Output of go env in your module/workspace:

-

What did you do?

Please see https://go.dev/play/p/gOQFnwKeKIV

The crux being:

func F1[T newableObject[U], U any](obj *T) {
    fmt.Println("Inside F1", *obj, *obj == nil)

    F2[T, U](*obj) // *obj == nil per the above, gets un-nilled in the child
    F2[T, U](nil)  // Passing nil directly retains the nil-ness
}

func F2[T newableObject[U], U any](obj object) {
    fmt.Println("Inside F2", obj, obj == nil)
}

func main() {
    var obj *S // nil
    F1(&obj)
}
Inside F1 <nil> true
Inside F2 <nil> false
Inside F2 <nil> true

In essence, inside a generic method, a pointer to an interface can contain nil interface, but when passing that nil interface to another generics method, it gets turned into a non-nil interface containing nil.
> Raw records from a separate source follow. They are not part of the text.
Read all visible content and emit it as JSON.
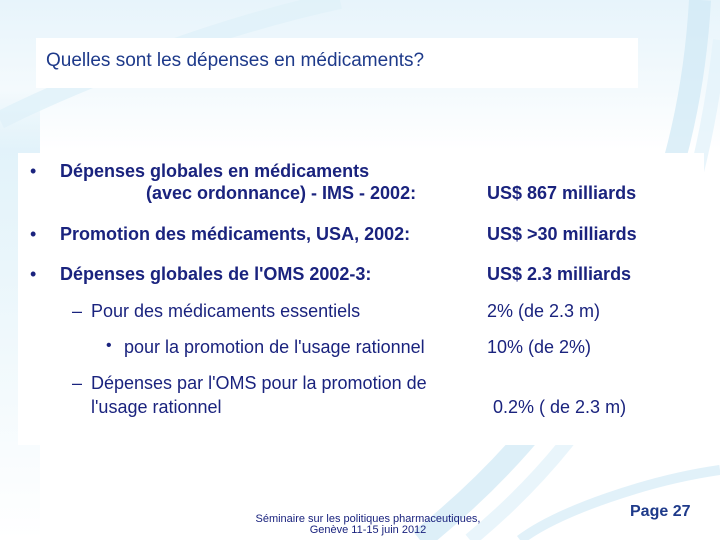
{
  "title": "Quelles sont les dépenses en médicaments?",
  "rows": [
    {
      "bullet": "•",
      "label_line1": "Dépenses globales en médicaments",
      "label_line2": "(avec ordonnance) - IMS -  2002:",
      "value": "US$  867 milliards"
    },
    {
      "bullet": "•",
      "label": "Promotion des médicaments, USA, 2002:",
      "value": "US$ >30 milliards"
    },
    {
      "bullet": "•",
      "label": "Dépenses globales de l'OMS 2002-3:",
      "value": "US$  2.3 milliards"
    },
    {
      "bullet": "–",
      "label": "Pour des médicaments essentiels",
      "value": "2% (de 2.3 m)"
    },
    {
      "bullet": "•",
      "label": "pour la promotion de l'usage rationnel",
      "value": "10% (de 2%)"
    },
    {
      "bullet": "–",
      "label_line1": "Dépenses par l'OMS pour la promotion de",
      "label_line2": "l'usage rationnel",
      "value": "0.2% ( de 2.3 m)"
    }
  ],
  "footer": {
    "line1": "Séminaire sur les politiques pharmaceutiques,",
    "line2": "Genève 11-15 juin 2012"
  },
  "page": "Page 27"
}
This is bad because the user's nil input gets turned into a non-nil-nil, for which there isn't even a cheap way to test against apart from using reflection.

What did you see happen?

A a nil interface gets turned into a non-nil-interface-containing-nil.
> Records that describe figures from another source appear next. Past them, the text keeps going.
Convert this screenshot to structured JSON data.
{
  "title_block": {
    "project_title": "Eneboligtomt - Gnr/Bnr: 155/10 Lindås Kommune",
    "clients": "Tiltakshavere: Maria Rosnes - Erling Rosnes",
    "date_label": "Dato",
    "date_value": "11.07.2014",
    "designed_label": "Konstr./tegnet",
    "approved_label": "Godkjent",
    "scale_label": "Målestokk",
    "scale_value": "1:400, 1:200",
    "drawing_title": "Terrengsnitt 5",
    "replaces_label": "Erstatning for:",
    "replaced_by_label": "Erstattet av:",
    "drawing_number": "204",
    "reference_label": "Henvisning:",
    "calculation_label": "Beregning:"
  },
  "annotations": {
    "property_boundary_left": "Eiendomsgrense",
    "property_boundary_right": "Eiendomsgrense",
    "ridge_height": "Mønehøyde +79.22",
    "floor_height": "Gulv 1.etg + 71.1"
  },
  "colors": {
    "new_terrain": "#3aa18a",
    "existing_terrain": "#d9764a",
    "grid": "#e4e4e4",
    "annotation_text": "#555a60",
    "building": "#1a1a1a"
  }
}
What did you expect to see?

I expect a nil-interface to retain it's nil-ness.

Comment From: gabyhelp

Related Issues and Documentation

(Emoji vote if this was helpful or unhelpful; more detailed feedback welcome in this discussion.)

Comment From: karalabe

FWIW, seems if I change the type of F2's obj from object to T it works correctly. This was a fault with me refactoring a previous code and keeping the interface type instead of using the generic one, but still, I find the behavior odd and would venture to say it's buggy?

Comment From: zephyrtronium

This is https://go.dev/doc/faq#nil_error. You have a non-nil interface containing nil. It may be surprising, but it is following the rules of the language.

Comment From: karalabe

@zephyrtronium The point is that the generics code converts a nil interface to a non-nil interface, whereas it shouldn't do such a thing. That's what the issue is about.

Comment From: randall77

I agree with @zephyrtronium, this is just how putting nil pointers in interfaces work. There is nothing that is converting a nil interface to a non-nil interface. There is something converting a variable whose type is a type parameter constrained by an interface, but that's not the same thing.

To be explicit about instantiations, the call to F1 is F1[*S, S](&obj). Inside that instantiation of F1, T and U are not interface types.